Archiwum Polityki

Kwaśniewski mógłby namieszać

Spory o to, kto ma być przyszłym premierem, napsuły już przyszłym koalicjantom PiS-PO sporo krwi. Jeśli przeanalizować sytuację od strony prawnej, to jeszcze prezydent mógłby bardzo ożywić grę polityczną, gdyż to jemu konstytucja powierza tu rolę główną. Artykuł 154 stanowi, że prezydent powołuje premiera w ciągu 14 dni od pierwszego posiedzenia (nowego) Sejmu albo przyjęcia dymisji poprzedniego rządu. Pierwsze posiedzenie wyznaczono już na 19 października, czyli do 3 listopada Aleksander Kwaśniewski musi kogoś powołać. Mógłby to zrobić przed drugą turą wyborów prezydenckich.

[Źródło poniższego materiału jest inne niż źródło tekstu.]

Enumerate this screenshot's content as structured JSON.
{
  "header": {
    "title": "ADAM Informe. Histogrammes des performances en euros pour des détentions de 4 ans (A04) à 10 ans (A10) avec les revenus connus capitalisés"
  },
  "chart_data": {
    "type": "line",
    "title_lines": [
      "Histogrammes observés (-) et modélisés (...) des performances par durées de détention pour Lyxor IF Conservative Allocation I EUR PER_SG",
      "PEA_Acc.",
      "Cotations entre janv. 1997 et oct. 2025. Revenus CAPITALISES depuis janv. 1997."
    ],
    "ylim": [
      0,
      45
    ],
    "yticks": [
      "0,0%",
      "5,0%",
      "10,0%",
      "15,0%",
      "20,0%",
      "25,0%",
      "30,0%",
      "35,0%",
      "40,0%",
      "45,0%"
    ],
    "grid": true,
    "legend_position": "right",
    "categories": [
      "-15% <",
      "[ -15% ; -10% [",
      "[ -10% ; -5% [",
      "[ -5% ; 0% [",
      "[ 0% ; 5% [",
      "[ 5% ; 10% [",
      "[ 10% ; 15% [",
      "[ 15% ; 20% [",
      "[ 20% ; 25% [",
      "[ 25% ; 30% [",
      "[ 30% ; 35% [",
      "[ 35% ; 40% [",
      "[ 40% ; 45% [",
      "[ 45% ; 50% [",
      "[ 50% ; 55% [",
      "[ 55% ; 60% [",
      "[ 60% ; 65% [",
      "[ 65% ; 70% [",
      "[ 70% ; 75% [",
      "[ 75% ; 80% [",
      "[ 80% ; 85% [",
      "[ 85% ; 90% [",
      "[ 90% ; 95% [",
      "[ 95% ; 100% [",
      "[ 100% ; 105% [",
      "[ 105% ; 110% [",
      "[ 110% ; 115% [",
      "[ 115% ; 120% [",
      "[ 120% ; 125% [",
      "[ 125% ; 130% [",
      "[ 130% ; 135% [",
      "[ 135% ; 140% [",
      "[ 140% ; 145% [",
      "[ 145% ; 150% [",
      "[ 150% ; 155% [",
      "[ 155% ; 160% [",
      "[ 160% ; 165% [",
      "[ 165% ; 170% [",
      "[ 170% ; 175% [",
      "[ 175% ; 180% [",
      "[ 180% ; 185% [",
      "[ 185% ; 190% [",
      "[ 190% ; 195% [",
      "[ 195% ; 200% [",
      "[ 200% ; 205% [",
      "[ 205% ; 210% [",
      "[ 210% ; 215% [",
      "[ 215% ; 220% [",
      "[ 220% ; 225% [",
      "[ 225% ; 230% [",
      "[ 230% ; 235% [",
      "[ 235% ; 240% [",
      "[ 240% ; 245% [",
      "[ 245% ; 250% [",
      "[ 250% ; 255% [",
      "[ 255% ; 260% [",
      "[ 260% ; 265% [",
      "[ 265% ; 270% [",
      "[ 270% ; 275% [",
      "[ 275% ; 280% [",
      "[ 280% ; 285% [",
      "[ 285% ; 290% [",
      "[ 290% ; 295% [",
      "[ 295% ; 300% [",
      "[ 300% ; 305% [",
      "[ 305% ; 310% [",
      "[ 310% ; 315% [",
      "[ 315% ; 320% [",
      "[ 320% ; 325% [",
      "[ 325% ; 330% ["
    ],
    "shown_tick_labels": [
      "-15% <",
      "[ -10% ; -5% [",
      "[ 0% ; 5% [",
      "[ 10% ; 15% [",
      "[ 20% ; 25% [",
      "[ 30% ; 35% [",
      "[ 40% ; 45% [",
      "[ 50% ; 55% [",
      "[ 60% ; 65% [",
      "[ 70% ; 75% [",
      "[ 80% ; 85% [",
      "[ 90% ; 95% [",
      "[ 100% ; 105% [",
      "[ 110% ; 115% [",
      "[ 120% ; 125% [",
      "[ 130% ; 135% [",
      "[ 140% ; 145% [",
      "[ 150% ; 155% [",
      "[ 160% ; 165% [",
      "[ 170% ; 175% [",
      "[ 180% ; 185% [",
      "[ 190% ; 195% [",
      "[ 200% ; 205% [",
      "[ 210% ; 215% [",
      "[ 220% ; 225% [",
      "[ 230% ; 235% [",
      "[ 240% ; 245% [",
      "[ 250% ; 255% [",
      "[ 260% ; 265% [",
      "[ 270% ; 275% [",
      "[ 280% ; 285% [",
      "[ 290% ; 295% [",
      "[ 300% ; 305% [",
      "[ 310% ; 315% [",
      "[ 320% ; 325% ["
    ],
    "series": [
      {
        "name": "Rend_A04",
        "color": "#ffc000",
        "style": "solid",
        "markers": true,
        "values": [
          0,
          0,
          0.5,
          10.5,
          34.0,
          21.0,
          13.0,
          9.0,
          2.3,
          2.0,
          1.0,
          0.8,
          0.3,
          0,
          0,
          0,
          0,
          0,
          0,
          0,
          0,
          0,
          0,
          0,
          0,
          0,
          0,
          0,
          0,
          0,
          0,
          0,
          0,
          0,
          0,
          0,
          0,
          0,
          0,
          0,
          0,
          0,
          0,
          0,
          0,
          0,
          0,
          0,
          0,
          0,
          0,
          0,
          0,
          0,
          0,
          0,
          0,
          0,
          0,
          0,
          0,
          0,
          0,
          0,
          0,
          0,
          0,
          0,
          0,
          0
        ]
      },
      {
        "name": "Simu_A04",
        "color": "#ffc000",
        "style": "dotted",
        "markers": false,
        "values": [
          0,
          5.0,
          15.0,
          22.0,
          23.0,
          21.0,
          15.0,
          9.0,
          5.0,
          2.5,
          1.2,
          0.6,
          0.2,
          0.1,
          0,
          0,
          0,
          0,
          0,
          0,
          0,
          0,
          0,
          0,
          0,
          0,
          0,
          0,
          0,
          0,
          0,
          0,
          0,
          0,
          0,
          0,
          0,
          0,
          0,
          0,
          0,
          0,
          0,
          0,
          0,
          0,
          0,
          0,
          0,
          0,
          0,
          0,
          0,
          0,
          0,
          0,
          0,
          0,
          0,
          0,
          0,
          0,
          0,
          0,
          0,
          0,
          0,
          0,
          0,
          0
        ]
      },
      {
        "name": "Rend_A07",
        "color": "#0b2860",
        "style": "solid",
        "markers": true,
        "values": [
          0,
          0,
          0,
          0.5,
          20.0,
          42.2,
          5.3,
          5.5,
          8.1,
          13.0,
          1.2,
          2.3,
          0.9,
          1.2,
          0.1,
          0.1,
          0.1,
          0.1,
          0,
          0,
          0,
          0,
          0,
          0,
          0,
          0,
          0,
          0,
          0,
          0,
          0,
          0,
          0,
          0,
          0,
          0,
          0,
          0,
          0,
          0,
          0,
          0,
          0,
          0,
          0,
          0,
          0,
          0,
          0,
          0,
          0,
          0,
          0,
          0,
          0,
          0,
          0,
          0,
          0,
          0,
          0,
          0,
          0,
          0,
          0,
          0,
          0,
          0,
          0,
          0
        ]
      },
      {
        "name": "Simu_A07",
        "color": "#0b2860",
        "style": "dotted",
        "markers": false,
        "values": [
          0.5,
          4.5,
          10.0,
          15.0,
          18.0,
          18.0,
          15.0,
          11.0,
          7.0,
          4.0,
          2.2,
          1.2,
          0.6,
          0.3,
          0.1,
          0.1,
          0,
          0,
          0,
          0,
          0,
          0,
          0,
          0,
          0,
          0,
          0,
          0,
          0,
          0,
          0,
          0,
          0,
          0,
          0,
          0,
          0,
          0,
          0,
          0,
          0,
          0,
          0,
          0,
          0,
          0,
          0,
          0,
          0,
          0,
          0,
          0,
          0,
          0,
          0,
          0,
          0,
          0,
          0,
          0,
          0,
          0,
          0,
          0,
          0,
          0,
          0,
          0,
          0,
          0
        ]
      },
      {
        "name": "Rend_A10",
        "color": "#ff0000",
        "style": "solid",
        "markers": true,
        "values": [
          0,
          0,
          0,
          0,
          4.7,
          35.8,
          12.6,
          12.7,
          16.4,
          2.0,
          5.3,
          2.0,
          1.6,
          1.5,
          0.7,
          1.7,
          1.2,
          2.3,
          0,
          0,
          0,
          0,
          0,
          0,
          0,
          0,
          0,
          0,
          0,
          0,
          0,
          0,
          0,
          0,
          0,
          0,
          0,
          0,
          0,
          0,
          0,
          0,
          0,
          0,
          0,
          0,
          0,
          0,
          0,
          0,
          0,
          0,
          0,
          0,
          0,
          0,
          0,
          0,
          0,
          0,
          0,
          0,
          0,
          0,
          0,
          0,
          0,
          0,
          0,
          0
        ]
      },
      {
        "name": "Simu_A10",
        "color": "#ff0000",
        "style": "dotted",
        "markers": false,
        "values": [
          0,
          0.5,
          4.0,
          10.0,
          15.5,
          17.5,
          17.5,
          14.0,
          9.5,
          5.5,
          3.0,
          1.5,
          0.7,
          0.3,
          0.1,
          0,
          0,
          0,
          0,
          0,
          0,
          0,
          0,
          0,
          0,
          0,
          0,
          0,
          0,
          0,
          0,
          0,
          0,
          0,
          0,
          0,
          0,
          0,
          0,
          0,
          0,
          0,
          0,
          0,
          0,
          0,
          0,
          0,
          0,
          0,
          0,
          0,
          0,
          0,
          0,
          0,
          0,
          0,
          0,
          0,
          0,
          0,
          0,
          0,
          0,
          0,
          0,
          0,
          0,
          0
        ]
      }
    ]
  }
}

Ale kogo musi, czy też może, powołać? Prawdę mówiąc, konstytucja o tym milczy: tylko zwyczaj (jak to prawnicy mówią, uzus) konstytucyjny każe najpierw dać szansę liderowi zwycięskiej partii. Powołany premier musi przecież uzyskać potem poparcie większości parlamentarnej. Nie może więc prezydent swoim wyborem grać partiom na nosie, ale uwaga: może wybierać swobodniej, kierując się własnym rozeznaniem. Głośny był casus konstytucyjny poza Polską. W 1976 r. we Francji, kiedy prezydent po wyborach powołał na premiera wcale nie szefa zwycięskiej partii, tylko nikomu wcześniej nie znanego profesora ekonomii z Lyonu – Raymonda Barre’a. Zresztą, po co szukać przykładów zagranicznych. W 1991 r. prezydent Lech Wałęsa powierzył misję tworzenia rządu Bronisławowi Geremkowi, który był zwykłym członkiem zwycięskiej Unii Demokratycznej. Misja tworzenia rządu Geremkowi się nie powiodła; w takim przypadku – pod rządami obecnej konstytucji – inicjatywę przejmuje sam Sejm, który wybiera premiera. W 1993 r. wybory wygrał SLD, ale prezydent powierzył misję tworzenia rządu nie zwycięskiej partii, lecz młodszemu koalicjantowi, czyli przywódcy ZSL – Włodzimierzowi Pawlakowi.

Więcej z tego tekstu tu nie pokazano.